Some of the really dangerous accidents a motorcyclist can be involved in include: head-on collision with another motor vehicle; colliding or being struck by a car that is making a left turn; and, colliding with a fixed object. The severity of the injury is greatly increased if the rider (or the driver of the other motor vehicle) were speeding or drunk.
Majority of the accidents involving motorcyclists can be blamed on the other driver; proving such fact, however, is never easy and, with the physical injuries a rider has sustained, which will necessarily result to economic loses (due to inability to work) and costly medical treatment that the injury will require, the injured rider will surely need the maximum amount of compensation that he/she is legally allowed to receive.
Lawyers, like an Iowa motorcycle accident lawyer or a Detroit personal injury lawyer, who have proven their incomparable competence in fighting for an injured victim’s rights and interests, would be an absolutely needed ally in seeking the financial compensation that will cover the victim’s loses. Thus, in the event of a motorcycle accident, riders should make sure that they are very well represented.
Millions of people discover new exotic locations or treat their family and themselves to totally relaxing and exciting getaways every year on board the finest cruise liners in the US and around the world. A vacation boat itself, cruise ships feature some of the most terrific forms and entertainment and amenities, such as a planetarium, waterslides, aqua parks, an AquaDuck, which is the first-ever shipboard water coaster, real grass growths where guests can play golf, croquet or bocce, an ice bar, an 82 –foot zip line, rock climbing, awe-inspiring fireworks, spas, massages, treatments and facials. Adding to all these are the big discounts and perks offered by some cruise companies, making the vacation both cheap and really terrific . . . granted, of course, that no untoward incident happens, especially if such could have actually been prevented were it not for the cruise staff negligence.

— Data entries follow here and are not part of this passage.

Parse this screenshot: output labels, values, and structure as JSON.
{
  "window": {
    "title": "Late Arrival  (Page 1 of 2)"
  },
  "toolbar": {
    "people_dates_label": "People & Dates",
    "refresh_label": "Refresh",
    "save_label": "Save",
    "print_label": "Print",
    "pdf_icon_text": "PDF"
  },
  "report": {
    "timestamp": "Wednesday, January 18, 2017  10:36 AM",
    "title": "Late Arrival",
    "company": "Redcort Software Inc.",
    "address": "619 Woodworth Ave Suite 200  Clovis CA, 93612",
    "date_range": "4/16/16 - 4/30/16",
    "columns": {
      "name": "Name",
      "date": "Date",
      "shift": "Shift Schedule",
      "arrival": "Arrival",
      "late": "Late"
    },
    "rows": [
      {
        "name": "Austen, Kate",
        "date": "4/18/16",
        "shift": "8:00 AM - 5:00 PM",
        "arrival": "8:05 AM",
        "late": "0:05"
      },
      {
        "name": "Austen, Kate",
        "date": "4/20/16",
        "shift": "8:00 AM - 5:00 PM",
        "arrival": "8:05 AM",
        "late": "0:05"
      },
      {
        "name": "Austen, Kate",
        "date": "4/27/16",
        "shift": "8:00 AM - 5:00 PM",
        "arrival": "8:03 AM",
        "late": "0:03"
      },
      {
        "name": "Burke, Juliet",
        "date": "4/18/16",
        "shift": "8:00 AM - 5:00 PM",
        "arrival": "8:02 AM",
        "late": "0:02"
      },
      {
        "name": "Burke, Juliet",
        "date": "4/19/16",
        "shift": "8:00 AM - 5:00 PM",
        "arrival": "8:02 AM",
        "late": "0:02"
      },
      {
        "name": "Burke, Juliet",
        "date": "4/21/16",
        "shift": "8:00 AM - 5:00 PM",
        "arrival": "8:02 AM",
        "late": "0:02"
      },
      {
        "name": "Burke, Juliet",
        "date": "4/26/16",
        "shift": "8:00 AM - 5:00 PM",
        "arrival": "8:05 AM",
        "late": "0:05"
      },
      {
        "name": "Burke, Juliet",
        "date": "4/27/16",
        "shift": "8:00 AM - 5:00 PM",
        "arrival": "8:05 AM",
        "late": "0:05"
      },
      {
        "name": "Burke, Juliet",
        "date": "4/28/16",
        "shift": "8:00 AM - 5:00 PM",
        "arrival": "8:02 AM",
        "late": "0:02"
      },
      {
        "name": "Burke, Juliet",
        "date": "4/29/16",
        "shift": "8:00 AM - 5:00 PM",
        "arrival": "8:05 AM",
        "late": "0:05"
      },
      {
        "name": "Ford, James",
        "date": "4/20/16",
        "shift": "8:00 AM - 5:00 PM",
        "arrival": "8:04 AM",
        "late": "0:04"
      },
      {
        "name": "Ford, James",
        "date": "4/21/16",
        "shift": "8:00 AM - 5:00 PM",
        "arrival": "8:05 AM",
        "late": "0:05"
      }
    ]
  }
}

Cruise ship lines are always and fully responsible for the total safety of all passengers, from the moment these travelers board the ship until they would have disembarked at the end of the tour. This means safeguarding every corner on the ship from any reasonably potential hazards, acting and deciding quickly during emergencies and providing fast and accurate medical treatment when necessary.
If standard requirements are complied with, then there shall be no issues of poorly maintained ships, crew and medical staff who are not properly trained or lack of proper security, any of which could result to an accident, an injury or, worse, wrongful death.
The reverse scenario, however, is frequently reported by the media regarding cruise ships as cases of food poisoning, slip and fall accidents, cruise medical staff negligence, assault or battery, pool or recreational area accidents, sanitation problems, sexual assault and even murder occur, time and again, on board or on land during cruise line-approved shore excursions. Injured passengers definitely have the legal right to seek compensation for all the economic loses and medical costs that the injury will result to. Filing a claims lawsuit against cruise liner owners, however, is neither easy nor simple. Where to file a case will have to be in the state, city and court specified at the back of the liner’s ticket (this is called the forum selection clause, which is printed on the ticket). A statute of limitations, which is usually within a year from the date of the accident, will also have to be strictly observed.
Having a highly competitive maritime personal injury lawyer to assist an injured victim, therefore, is often an absolute necessity if the victim hopes to receive the maximum amount of compensation that he/she legally deserves.